In this blog post, James Buckhouse, head of the Corporate Design team at Twitter, offers a new approach to “audience experience” using techniques drawn from technology and consulting companies. This post is the third of three winning entries from our recent American Orchestra Forum blog contest.

Blog contest winner James Buckhouse

Your audience experiences your organization long before the lights dim and far past the final ovation. Inspired by the TED talk by Peter Gregson on the user experience of the performing arts, this free downloadable workshop adapts techniques from technology and consulting companies to help performing arts organizations take care of their audience.

Other industries map this path as an extended customer journey.

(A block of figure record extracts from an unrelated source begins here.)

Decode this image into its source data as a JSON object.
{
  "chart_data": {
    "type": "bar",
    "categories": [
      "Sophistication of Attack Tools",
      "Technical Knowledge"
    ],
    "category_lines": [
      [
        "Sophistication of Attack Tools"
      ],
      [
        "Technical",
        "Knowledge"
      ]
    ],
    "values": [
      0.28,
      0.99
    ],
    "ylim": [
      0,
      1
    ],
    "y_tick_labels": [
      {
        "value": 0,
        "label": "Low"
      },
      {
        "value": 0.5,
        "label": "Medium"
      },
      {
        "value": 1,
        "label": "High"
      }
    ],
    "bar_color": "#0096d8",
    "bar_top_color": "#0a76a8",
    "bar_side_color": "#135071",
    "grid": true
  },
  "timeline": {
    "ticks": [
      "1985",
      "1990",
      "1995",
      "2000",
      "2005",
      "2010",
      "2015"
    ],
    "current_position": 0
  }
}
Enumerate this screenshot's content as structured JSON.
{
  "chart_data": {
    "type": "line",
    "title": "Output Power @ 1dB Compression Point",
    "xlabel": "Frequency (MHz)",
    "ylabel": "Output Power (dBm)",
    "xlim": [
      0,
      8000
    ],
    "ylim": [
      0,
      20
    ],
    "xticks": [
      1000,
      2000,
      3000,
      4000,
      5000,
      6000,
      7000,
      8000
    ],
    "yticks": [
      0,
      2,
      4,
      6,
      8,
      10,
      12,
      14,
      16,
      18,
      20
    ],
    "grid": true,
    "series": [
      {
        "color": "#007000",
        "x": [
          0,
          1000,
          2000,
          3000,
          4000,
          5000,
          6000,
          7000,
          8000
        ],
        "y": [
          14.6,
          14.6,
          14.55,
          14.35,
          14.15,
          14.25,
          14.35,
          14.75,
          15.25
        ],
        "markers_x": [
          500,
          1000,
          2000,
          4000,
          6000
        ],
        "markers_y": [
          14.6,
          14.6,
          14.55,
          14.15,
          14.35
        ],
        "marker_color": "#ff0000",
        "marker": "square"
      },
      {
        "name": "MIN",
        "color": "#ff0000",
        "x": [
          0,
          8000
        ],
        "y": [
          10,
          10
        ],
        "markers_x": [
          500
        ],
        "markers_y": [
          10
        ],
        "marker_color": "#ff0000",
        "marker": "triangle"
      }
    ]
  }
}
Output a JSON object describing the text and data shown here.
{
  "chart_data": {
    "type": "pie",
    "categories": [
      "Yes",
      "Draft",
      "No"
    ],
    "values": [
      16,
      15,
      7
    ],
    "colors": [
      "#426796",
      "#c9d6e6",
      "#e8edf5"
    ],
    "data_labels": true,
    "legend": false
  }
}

Performing Arts organizations can borrow this process to create an extended audience experience.

In a way, every arts organization perpetually remains a start-up: new music emerges from the chasm of cultural shifts, new audience members catch the drift; new ideas tilt the emphasis from one approach to another; new means of distribution and communication mingle our lives and our art in a braid of narrativity.

So let’s start! Let’s start up a new approach to the arts that proves value and retains the best of the old traditions, but also celebrates the birth of art—the new and unnamed—and dares to iterate.

–James Buckhouse

Download the Audience Experience Workshop PDF

Right-click the link above to download the workshop PDF or find it here: http://teamclassical.com/resources.html

James Buckhouse leads the Corporate Design team at Twitter, where he oversees the creation, production, strategy and design of all video and visual material for the company. Additionally, he is the founder of teamclassical.com. Prior to Twitter, he was Executive Creative Director at Duarte where he worked with Facebook, Google, HP and other high-profile tech companies. From 1996-2008, James built his story skills as a cinematographer and choreographer at DreamWorks Animation. James also served as a production designer for New York City Ballet, Oregon Ballet Theatre, and Pennsylvania Ballet.

1 Comment

  1. This is brilliant! Get us literally in the shoes of our current audience and grow the curiosity of the audience waiting for us to understand them. There should be a sucking sound at the front doors! I esp. like the insights on Page 8! What do people want? Among other things (like inspiration), they want to impress their friends.